Le plus intéressant serait d'inventer une histoire qui par sa construction montre tout ce qui mène à la vengeance. En plus, je me suis mis dans la tête que je ne ferais que des films qui se déroulent aux Etats-Unis. Peut-être parce qu'à la sortie de Dancing in the dark on m'a reproché de réaliser un film sur un pays que je n'avais jamais visité. J'ai des difficultés à comprendre cette critique. Je pense de toute façon que la vraie motivation de cette cabale se trouve plutôt dans la charge contre le système judiciaire américain. J'ose prétendre que je connais mieux l'Amérique à travers les images qu'elle choisit de renvoyer d'elle-même par les médias que les Américains ne connaissaient le Maroc quand ils ont tourné Casablanca (...) Aujourd'hui il est difficile de ne pas avoir d'information sur l'Amérique : 90 % des actualités et du répertoire cinématographique viennent de là (...) Kafka a écrit un roman très intéressant intitulé Amériques et lui non plus, n'est jamais allé aux Etats-Unis. Pour le moment en tout cas, Dogville se déroule dans les Rocheuses, un paysage qui pour moi a toujours symbolisé les Etats-Unis, un paysage imposant, parsemé de ravins profonds...

 

L'opéra de quat'sous (retour à l'analyse)
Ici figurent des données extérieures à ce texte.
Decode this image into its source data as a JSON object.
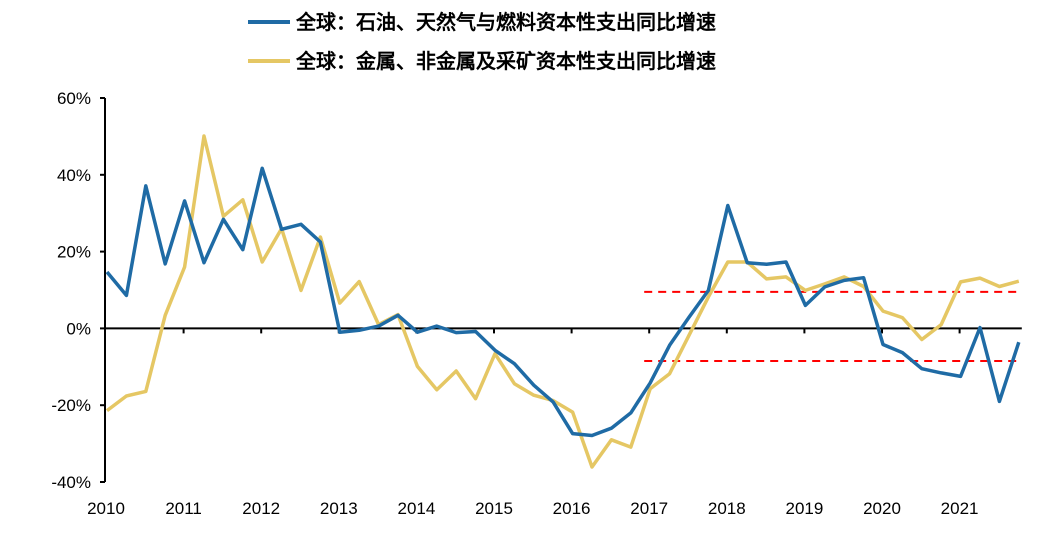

Second opéra de l'écrivain Bertolt Brecht, écrit en collaboration avec le musicien Kurt Weill. En 1928, Brecht et Weill avaient déjà composé Grandeur et décadence de la ville de Mahagonny, un opéra qui raconte en vingt tableaux la fondation d'une cité fabuleuse par un groupe de trappeurs de l'Alaska, son ascension vertigineuse et sa chute. L'ouvrage, divertissement écrit pour le plaisir du spectateur, ne fut créé qu'en 1930.
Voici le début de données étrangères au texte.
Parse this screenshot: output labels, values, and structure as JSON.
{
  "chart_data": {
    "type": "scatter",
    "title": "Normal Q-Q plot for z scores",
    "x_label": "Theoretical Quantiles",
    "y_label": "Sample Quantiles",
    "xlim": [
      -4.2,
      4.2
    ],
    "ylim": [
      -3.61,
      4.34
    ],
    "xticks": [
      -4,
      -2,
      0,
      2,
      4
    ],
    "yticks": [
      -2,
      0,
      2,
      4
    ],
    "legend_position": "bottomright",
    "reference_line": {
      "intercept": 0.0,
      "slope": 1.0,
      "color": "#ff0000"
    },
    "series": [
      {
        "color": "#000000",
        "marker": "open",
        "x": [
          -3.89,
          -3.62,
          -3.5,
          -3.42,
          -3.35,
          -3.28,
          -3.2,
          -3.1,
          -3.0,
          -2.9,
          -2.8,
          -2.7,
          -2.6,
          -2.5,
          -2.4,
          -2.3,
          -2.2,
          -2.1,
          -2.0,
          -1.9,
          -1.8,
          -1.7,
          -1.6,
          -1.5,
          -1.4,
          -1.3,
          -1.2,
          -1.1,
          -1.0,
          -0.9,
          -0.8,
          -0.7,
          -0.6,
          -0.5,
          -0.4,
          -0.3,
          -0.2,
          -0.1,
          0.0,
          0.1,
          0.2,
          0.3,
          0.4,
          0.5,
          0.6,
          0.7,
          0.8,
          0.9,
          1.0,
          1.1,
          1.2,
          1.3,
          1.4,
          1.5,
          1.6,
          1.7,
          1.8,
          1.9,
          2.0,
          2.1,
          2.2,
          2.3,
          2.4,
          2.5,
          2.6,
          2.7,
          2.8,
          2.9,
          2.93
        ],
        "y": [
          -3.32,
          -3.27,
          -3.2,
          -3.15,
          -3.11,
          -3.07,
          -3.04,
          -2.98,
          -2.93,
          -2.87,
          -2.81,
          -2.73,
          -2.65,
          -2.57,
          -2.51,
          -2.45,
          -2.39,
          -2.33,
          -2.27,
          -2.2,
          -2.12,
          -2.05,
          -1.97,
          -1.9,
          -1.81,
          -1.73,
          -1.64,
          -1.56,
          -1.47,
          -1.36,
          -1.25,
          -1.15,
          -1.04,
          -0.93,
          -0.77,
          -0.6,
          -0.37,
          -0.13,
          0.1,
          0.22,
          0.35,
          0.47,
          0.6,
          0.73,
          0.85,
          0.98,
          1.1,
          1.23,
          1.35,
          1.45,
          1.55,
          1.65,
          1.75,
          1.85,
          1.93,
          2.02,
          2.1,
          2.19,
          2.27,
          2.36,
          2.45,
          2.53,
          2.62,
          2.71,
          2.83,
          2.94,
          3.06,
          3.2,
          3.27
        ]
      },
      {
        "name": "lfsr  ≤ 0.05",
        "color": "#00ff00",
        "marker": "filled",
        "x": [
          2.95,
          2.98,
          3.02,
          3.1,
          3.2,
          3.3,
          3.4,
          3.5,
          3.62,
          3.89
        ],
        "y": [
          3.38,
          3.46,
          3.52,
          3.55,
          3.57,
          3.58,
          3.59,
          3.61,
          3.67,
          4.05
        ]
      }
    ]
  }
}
Bien qu'écrit postérieurement à ce premier ouvrage, L'Opéra de quat'sous fut monté en 1928. Il fit connaître le nom de Brecht un peu partout en Europe. On peut se demander si ce succès ne reposait pas sur un malentendu. Epopée lyrique et cynique des bas-fonds, L'Opéra de quat'sous prétendait projeter dans le monde des mendiants l'arrogance, l'hypocrisie, l'exploitation tyrannique, la veulerie, en un mot toutes les tares propres à la société bourgeoise. Des banderoles déployées sur la scène avertissaient le public qu'il ne s'agissait pas d'une séduisante imagerie, mais, à travers elle, d'une impitoyable critique. Les Berlinois aimèrent la crudité du texte, son cynisme, les songs avec leur allure de rengaine triste… mais nul ne se sentit visé.
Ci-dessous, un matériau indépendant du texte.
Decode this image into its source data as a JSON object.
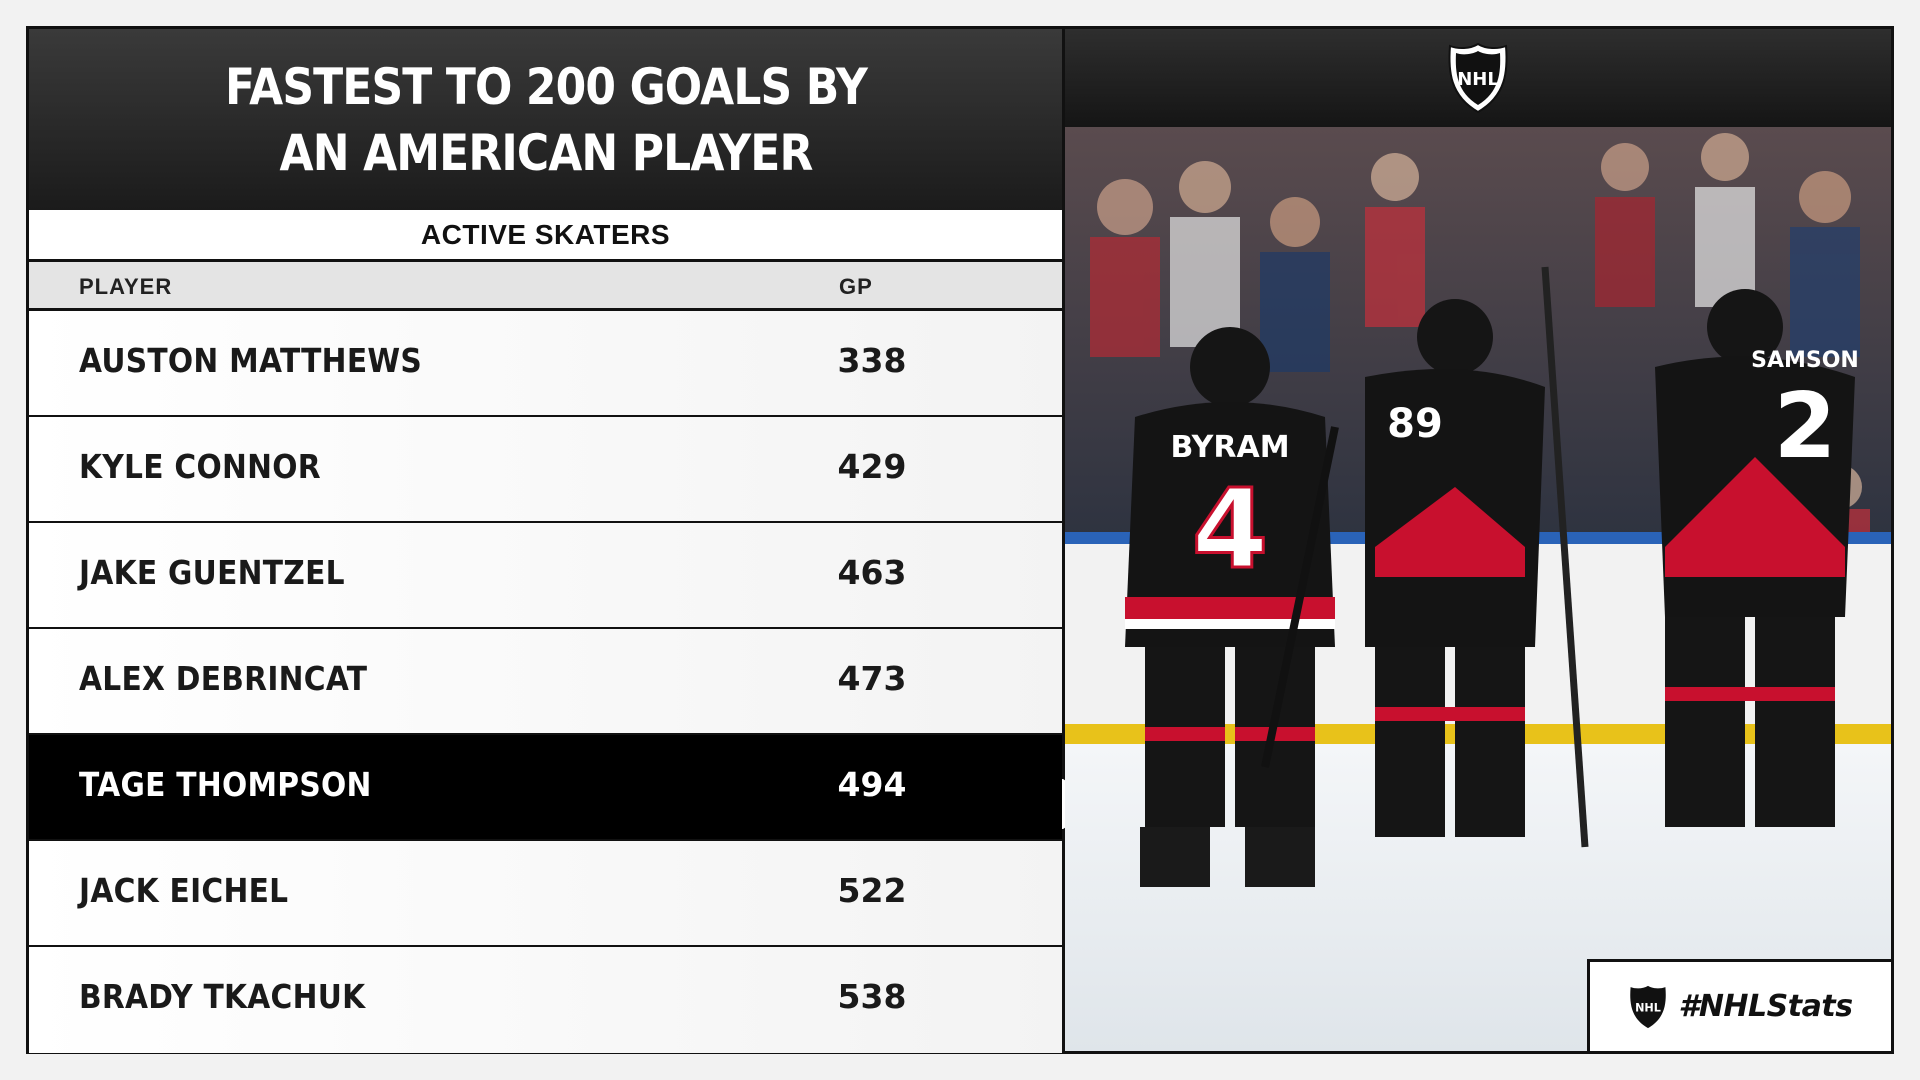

Adapté de L'Opéra des gueux de John Gay, qui date de 1728, L'Opéra de quat'sous n'en renouvelle guère l'intrigue : Polly, Peachum et Jenny-des-Pirates avaient déjà connu un succès considérable. L'adaptation de Brecht ne se séparait réellement de L'Opéra des gueux que par l'utilisation des techniques épiques et par une violence destructrice née d'une authentique indignation. La connivence des criminels avec les gardiens patentés de la loi et de l'ordre public, élevée à la hauteur d'un postulat et présente à travers toute la pièce, semble à première vue peu faite pour susciter l'enthousiasme d'un public bourgeois. En bien d'autres passages une certaine désinvolture anarchique et romantique, très proche de Villon, jointe à l'originalité des songs et des techniques de scène, atténuait les plus cruelles critiques, leur donnait le charme ambigu de ce qui pourrait être dangereux, mais reste juste en deçà. Peut-être est-ce la raison pour laquelle, renonçant aux impulsions, aux formes et même au vocabulaire romantique, Brecht va s'engager dans la voie austère des pièces didactiques.

Dictionnaire des œuvres, coll. Bouquins.